The European Parliament has adopted a final agreement on regulations which tighten emissions limits for particulate matter (PM) and nitrogen oxides (NOx) for non-road mobile machinery (NRMM), commonly known as Stage V.
A compromise agreement was approved by Member States’ representatives and the European Parliament’s Environment Committee in May.
The Parliament’s final vote in a plenary sitting today will be followed by the Council’s adoption, which is expected to take place in the weeks to come. Publication of the Regulation is expected shortly. Supplementary legislation, in the form of delegated and implementing acts, is being finalised as well. This will include technical requirements and administrative provisions, and is expected to be adopted before the end of the year.
The regulations include an extension of the general transition scheme by six months to a total of 24 months in total, designed to give European machine manufacturers sufficient time to re-design their fleets to comply with the new requirements.
Under the Commission’s original proposals, manufacturers were given a 12-month transition period after the regulations had come into force to adapt their machines to Stage V engines, plus a six-month sell-off period.
Now, following so-called “trilog” meetings in May, involving representatives from the both the European Council and relevant European Parliament committees, all manufacturers have been granted an 18-month transition period, with mobile crane manufacturers a further 12 months on top of that. The additional six-month sell-off period remains unchanged for all types of products.
It is said that NRMM engines account for about 15% of all NOx and 5% of PM emissions in the EU.
Lead MEP Elisabetta Gardini, whose report was approved by 623 votes to 57, with 27 abstentions, said, “We managed to reach a very positive final agreement – a really important balance between environmental protection and the competitiveness of European enterprises.
“We have tightened the limits proposed by the European Commission even further for many engines’ power ranges, but we kept the approach reasonable enough so that the industry can comply with the new requirements in a short time – and this was the most important goal.”
The legislation defines engine categories, which are divided into sub-categories according to their power range. For each category, it sets emission limits for carbon monoxide (CO), hydrocarbons (HC), NOx and PM, with deadlines for implementing them, starting from 2018.
The European Parliament said that compared to the existing directive, the legislation covered more types of engines, simplified administrative procedures and improved enforcement and market surveillance.

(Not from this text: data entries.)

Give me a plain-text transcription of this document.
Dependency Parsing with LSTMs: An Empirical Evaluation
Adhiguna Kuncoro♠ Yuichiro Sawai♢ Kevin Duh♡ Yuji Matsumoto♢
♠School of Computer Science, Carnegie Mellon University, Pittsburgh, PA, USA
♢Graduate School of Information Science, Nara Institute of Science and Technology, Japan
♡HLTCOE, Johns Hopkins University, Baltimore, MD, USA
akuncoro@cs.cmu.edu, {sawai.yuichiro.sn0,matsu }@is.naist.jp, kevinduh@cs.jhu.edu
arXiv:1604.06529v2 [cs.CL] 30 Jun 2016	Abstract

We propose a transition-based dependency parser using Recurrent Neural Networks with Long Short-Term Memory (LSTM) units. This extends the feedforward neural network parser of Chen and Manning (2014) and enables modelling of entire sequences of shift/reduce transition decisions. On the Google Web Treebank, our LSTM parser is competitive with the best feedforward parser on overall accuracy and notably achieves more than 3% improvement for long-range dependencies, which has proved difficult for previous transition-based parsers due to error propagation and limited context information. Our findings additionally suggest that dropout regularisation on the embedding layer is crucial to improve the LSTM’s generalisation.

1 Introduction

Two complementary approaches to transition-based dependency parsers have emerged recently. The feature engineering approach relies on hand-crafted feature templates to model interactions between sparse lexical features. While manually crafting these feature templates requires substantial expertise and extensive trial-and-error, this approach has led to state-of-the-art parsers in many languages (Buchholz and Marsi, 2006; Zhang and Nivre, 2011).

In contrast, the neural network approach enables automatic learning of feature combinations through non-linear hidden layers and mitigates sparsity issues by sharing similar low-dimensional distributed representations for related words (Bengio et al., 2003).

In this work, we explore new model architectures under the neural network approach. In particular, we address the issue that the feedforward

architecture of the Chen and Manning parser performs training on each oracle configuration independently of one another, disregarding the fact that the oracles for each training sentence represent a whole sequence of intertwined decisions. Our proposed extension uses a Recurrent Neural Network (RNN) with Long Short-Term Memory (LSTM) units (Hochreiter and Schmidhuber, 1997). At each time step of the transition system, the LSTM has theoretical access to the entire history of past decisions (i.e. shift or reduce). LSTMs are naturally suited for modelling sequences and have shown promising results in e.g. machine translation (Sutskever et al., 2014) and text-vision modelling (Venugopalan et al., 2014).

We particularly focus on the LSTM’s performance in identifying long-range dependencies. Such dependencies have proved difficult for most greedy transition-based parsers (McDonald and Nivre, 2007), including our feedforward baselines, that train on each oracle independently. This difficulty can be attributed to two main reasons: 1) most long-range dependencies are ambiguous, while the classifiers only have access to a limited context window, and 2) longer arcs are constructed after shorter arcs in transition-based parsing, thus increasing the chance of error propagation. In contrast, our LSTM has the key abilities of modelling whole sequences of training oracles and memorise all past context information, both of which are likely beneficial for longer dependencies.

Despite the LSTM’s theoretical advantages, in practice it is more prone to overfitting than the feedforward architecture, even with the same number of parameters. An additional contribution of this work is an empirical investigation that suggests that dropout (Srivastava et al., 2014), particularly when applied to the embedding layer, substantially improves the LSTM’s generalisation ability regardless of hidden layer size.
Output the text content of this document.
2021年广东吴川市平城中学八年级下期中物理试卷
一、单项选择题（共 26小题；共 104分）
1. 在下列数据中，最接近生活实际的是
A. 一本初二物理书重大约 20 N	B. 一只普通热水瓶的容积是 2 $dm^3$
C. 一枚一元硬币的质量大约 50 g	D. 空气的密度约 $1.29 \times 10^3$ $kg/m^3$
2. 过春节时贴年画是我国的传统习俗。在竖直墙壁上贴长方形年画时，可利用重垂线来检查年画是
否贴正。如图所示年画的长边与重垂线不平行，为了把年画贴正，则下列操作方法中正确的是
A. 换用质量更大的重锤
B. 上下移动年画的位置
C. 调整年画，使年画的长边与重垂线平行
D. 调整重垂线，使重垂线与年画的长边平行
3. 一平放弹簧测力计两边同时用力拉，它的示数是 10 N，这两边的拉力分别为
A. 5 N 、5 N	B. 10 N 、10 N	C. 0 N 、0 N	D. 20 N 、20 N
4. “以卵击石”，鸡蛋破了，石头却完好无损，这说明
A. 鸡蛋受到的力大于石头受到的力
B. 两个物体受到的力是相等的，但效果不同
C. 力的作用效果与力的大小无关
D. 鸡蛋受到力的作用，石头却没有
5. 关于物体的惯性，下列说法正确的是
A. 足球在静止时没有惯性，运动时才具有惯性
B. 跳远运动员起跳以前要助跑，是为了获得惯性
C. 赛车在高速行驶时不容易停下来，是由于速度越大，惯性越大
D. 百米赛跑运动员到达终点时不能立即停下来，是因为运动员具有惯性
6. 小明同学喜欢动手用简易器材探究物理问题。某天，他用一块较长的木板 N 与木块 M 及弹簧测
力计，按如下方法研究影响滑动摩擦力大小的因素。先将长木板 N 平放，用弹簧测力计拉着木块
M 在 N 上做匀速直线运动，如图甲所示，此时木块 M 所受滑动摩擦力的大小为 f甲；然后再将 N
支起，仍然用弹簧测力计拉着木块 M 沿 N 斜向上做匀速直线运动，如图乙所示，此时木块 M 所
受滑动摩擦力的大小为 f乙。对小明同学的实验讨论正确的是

The plans include a new in-service engine performance monitoring system which is designed to close the current gap between laboratory emission test figures and those measured in the real world.
As advocated by MEPs, the EU Commission will have to assess the possibility of laying down harmonised measures for retrofitting emission control devices to engines. MEPs also won a review clause, with a view to achieving further emission reductions.
CECE (the Committee for European Construction Equipment) said the regulation was the latest step in a series of ever-tighter emission limits which had already reduced PM and NOx emissions for land-based machines by over 95% in recent years.
Sigrid de Vries, secretary general of CECE, said, “Overall, the new regulation sets an ambitious timeline. It will remain a challenge to redesign the hundreds of machinery types and applications in the timeframe given, but the machine manufacturing industries are committed and capable to make these necessary adjustments and contribute to improving air quality in Europe,”
Ulrich Adam, secretary general of CEMA, which represents agricultural equipment, said, “The final compromise found between the EU Institutions strikes a good balance between improving air quality and maintaining the competitiveness of the European machine manufacturing industry.”
This balance was achieved thanks to a number of adjustments introduced during the legislative process, while keeping the original emission limits and introduction dates for land-based machinery as proposed by the European Commission.
As well as the extension of the general transition scheme by six months, a provision was introduced on replacement engines with a time limit of 20 years to allow for the continued use of machinery using replacement engines, thereby contributing to the EU’s objectives on resource efficiency.